Compliance-driven programs detract from efforts to secure real intellectual property, Forrester Research finds
Enterprises are pushing hard to protect credit card data and customers' personal information, but they might not be doing enough to protect their most valuable company secrets, according to a study published today. http://www.rsa.com/go/press/RSATheSecurityDivisionofEMCNewsRelease_4510.html The study, which was conducted by Forrester Research on behalf of Microsoft and RSA, suggests that compliance-driven security initiatives place too much emphasis on securing customer records and other "custodial information," while shortchanging efforts to secure intellectual property and valuable company secrets.

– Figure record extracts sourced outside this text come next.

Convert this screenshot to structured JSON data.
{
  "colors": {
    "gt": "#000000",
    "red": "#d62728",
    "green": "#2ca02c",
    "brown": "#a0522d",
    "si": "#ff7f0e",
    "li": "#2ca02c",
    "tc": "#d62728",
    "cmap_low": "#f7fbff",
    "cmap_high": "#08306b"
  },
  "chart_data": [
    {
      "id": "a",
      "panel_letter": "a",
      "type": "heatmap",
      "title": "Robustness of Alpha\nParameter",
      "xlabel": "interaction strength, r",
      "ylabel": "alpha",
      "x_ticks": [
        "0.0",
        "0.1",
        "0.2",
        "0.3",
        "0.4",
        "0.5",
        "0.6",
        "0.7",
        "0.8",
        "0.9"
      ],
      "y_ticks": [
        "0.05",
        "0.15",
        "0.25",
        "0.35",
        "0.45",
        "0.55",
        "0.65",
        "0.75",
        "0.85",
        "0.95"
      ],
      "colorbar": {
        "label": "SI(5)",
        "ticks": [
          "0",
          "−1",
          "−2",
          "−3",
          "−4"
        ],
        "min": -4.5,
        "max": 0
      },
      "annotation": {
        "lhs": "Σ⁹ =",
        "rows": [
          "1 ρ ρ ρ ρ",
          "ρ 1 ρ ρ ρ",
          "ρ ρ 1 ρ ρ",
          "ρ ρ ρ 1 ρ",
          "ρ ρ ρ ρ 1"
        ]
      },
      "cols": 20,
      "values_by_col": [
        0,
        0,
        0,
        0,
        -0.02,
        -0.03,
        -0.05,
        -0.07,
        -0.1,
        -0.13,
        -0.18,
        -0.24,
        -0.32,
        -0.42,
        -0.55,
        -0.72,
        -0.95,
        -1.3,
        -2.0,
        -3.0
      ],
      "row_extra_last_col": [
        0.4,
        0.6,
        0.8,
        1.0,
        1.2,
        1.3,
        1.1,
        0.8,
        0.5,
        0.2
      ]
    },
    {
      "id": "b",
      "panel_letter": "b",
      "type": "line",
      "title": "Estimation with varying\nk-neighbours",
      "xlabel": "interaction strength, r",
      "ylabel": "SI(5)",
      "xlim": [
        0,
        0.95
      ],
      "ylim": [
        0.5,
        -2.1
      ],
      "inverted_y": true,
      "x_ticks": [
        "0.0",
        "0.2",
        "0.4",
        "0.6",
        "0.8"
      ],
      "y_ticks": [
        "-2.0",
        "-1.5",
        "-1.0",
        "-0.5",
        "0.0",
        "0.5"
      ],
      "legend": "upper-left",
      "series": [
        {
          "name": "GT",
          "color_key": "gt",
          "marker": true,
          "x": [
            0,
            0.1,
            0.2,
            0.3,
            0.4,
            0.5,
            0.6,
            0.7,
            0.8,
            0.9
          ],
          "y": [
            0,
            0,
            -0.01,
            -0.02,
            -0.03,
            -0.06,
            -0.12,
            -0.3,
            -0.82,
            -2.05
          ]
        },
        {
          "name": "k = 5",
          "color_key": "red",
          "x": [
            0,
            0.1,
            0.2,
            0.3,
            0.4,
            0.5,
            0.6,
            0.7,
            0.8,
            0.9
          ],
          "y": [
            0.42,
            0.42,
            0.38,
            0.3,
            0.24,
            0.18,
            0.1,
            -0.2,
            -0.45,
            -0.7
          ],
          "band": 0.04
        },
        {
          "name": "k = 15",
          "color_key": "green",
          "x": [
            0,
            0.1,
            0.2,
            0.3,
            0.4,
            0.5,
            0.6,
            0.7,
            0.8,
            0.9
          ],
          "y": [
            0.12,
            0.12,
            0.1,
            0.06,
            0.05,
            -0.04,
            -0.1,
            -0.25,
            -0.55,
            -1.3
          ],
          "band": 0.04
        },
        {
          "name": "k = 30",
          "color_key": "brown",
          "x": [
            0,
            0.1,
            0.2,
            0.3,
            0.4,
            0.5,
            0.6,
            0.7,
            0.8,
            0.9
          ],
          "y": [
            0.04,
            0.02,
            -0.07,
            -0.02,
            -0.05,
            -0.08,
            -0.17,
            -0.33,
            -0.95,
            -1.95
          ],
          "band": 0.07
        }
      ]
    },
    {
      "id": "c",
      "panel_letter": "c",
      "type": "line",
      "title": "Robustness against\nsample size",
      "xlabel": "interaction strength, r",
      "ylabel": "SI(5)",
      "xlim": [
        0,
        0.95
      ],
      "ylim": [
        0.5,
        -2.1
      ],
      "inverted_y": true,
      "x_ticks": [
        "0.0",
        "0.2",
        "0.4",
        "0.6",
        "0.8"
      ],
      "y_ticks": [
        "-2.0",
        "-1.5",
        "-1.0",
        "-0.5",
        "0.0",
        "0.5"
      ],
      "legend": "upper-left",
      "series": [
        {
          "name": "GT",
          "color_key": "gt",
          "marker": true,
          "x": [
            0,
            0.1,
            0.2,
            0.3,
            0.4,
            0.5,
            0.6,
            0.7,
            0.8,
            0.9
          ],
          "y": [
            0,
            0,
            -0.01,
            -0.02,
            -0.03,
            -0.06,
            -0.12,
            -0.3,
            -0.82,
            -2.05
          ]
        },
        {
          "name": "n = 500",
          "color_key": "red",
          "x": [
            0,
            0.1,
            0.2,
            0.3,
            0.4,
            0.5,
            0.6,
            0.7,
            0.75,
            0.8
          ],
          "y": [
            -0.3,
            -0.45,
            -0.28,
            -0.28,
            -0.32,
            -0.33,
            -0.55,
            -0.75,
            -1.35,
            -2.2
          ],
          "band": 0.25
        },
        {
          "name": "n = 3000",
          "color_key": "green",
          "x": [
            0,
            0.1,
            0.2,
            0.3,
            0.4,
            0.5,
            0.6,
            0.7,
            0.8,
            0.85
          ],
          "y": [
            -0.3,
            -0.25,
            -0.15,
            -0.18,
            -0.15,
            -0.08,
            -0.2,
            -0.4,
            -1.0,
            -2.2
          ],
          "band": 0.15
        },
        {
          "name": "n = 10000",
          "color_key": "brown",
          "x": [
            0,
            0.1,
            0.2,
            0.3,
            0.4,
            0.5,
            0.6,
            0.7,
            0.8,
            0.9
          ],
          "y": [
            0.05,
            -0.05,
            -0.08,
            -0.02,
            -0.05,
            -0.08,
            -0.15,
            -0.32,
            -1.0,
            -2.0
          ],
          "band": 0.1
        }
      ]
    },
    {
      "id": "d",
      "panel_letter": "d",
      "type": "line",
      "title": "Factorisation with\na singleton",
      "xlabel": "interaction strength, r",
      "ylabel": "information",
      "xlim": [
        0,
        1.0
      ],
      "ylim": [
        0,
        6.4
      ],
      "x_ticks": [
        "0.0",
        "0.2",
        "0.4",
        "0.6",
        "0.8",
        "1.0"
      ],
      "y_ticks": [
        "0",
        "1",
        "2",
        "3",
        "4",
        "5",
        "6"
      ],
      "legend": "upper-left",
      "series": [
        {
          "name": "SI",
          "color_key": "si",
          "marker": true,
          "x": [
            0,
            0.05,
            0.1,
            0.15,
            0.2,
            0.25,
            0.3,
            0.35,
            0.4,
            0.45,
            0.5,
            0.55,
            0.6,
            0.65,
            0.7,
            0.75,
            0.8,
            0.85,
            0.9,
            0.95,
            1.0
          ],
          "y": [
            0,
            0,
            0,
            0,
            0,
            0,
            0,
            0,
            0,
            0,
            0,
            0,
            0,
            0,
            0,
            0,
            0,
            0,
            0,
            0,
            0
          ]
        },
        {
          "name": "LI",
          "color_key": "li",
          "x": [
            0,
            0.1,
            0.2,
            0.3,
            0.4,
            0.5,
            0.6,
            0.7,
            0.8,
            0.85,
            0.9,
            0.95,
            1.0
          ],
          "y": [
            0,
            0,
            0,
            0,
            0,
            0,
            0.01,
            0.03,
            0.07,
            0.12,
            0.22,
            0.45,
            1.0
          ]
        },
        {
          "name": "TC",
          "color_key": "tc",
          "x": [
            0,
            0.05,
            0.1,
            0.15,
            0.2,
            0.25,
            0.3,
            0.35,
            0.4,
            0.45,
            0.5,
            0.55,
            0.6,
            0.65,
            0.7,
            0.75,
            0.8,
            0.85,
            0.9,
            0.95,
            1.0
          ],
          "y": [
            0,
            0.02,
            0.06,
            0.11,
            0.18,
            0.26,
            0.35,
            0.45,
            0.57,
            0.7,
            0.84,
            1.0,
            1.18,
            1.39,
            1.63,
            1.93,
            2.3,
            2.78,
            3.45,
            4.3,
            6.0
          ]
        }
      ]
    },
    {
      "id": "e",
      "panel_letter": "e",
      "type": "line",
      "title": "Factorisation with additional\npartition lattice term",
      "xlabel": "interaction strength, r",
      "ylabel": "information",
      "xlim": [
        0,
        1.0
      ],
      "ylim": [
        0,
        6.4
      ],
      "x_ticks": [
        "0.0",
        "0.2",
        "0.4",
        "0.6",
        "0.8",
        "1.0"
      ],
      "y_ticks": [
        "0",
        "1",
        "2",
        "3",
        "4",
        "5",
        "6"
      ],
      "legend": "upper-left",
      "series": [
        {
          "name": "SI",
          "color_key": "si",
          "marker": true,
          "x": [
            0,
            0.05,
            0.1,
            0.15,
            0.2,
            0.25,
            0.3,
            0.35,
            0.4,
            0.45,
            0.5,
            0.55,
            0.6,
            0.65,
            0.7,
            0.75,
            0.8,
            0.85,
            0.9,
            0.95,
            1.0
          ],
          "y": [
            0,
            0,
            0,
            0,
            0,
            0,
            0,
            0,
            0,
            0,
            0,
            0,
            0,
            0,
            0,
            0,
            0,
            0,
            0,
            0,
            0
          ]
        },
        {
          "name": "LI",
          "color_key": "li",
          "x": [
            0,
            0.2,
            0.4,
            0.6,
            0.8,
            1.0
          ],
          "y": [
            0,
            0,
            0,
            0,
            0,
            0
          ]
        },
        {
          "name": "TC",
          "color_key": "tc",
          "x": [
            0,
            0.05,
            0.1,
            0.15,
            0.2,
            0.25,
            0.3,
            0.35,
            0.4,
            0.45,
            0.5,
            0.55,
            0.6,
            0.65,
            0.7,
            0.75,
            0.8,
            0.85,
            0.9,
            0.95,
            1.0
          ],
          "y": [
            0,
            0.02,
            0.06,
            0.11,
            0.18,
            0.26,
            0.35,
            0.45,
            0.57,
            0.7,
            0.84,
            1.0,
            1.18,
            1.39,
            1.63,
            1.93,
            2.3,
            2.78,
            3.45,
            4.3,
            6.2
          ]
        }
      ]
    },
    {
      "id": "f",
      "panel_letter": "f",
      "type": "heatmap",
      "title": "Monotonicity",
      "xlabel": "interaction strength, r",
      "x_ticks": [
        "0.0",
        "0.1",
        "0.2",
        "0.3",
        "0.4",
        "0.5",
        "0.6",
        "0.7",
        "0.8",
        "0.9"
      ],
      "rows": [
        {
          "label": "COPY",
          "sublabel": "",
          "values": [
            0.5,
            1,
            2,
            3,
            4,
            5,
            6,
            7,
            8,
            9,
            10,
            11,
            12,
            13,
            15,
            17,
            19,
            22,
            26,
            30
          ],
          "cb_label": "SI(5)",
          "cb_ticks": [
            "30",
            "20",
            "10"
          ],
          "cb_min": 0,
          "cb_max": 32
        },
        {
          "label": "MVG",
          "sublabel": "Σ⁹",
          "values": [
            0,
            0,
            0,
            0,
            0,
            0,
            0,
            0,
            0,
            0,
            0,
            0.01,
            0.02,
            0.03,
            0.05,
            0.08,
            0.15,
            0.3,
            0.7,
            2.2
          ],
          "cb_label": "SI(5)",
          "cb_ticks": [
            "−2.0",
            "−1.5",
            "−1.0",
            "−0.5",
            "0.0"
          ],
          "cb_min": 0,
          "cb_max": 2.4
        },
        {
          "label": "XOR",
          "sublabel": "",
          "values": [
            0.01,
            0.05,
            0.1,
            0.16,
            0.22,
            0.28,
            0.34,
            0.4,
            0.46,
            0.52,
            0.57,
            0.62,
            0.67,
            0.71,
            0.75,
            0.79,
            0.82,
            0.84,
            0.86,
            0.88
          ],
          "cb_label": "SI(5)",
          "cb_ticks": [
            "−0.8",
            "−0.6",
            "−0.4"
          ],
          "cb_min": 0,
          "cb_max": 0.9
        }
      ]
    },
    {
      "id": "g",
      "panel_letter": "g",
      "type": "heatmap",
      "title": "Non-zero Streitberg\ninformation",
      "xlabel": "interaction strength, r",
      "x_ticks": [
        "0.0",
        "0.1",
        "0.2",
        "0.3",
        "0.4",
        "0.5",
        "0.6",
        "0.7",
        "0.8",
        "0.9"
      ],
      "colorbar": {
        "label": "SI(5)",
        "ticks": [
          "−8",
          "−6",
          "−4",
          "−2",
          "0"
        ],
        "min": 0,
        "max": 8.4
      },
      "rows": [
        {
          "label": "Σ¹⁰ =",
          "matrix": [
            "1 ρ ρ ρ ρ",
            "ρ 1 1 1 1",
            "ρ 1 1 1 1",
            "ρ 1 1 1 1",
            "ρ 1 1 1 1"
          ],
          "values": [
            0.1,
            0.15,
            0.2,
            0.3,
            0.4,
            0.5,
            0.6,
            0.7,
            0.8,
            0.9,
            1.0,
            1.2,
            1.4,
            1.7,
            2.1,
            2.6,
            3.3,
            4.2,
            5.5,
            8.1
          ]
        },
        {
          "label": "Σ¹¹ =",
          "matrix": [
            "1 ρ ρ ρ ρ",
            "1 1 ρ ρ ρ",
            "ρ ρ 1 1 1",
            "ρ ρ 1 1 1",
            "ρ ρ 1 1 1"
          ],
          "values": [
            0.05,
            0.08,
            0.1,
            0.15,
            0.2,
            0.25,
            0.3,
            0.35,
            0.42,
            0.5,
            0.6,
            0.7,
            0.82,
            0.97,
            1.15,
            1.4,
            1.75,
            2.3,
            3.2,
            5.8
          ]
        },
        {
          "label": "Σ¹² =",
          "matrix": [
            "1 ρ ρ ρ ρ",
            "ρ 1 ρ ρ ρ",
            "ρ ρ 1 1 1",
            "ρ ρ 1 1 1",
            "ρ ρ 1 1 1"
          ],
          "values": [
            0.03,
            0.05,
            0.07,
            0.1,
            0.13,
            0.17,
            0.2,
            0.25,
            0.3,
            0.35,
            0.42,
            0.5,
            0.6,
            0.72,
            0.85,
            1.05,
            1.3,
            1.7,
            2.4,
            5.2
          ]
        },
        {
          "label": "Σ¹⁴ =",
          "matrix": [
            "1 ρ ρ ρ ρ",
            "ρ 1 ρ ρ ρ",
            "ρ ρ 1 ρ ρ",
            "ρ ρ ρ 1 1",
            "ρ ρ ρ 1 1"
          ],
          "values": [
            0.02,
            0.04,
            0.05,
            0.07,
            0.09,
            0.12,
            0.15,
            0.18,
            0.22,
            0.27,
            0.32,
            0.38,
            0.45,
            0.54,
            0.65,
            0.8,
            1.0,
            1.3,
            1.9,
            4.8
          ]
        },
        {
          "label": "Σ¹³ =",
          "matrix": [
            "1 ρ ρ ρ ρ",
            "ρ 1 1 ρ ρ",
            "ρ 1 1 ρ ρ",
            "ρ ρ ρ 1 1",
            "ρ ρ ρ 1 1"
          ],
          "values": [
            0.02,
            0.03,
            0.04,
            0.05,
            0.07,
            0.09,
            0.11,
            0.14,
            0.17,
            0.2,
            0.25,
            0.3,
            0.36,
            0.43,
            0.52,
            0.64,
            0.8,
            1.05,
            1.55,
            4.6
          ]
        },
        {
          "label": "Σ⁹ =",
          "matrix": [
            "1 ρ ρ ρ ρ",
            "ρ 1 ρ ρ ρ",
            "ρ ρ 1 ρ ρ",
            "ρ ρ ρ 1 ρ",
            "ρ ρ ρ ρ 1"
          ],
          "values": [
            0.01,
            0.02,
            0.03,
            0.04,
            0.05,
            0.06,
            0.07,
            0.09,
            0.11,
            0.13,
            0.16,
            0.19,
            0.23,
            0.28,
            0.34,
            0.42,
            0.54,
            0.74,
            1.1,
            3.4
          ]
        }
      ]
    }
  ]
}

"Secrets" comprise more than two-thirds of companies' information portfolios and more than 62 percent of the value of those portfolios, according to the study. But when it comes to investing time and resources, enterprises spend roughly the same amount of time and money on compliance-driven initiatives -- protecting "custodial data," Forrester says -- as they do on protecting corporate secrets.

"This strongly suggests that investments are overweighed toward compliance," the study says.

The study argues that accidental data leaks, which are the most frequent, seldom cause real loss of secrets. "By contrast, employee theft of sensitive information is 10 times costlier on a per-incident basis than any single incident caused by accidents: hundreds of thousands of dollars versus tens of thousands," Forrester says.

Companies that have the most valuable information are those that are attacked most frequently, according to the study. "The 'portfolio value' of the information managed by the top quartile of enterprises was 20 times higher than the bottom quartile," Forrester reports. "These high-value enterprises had four times as many security incidents as low-value firms.

"High-value firms are not sufficiently protecting data from theft and abuse by third parties. They had six times more data security incidents due to outside parties than low-value firms, even though the number of third parties they work with is only 60 percent greater."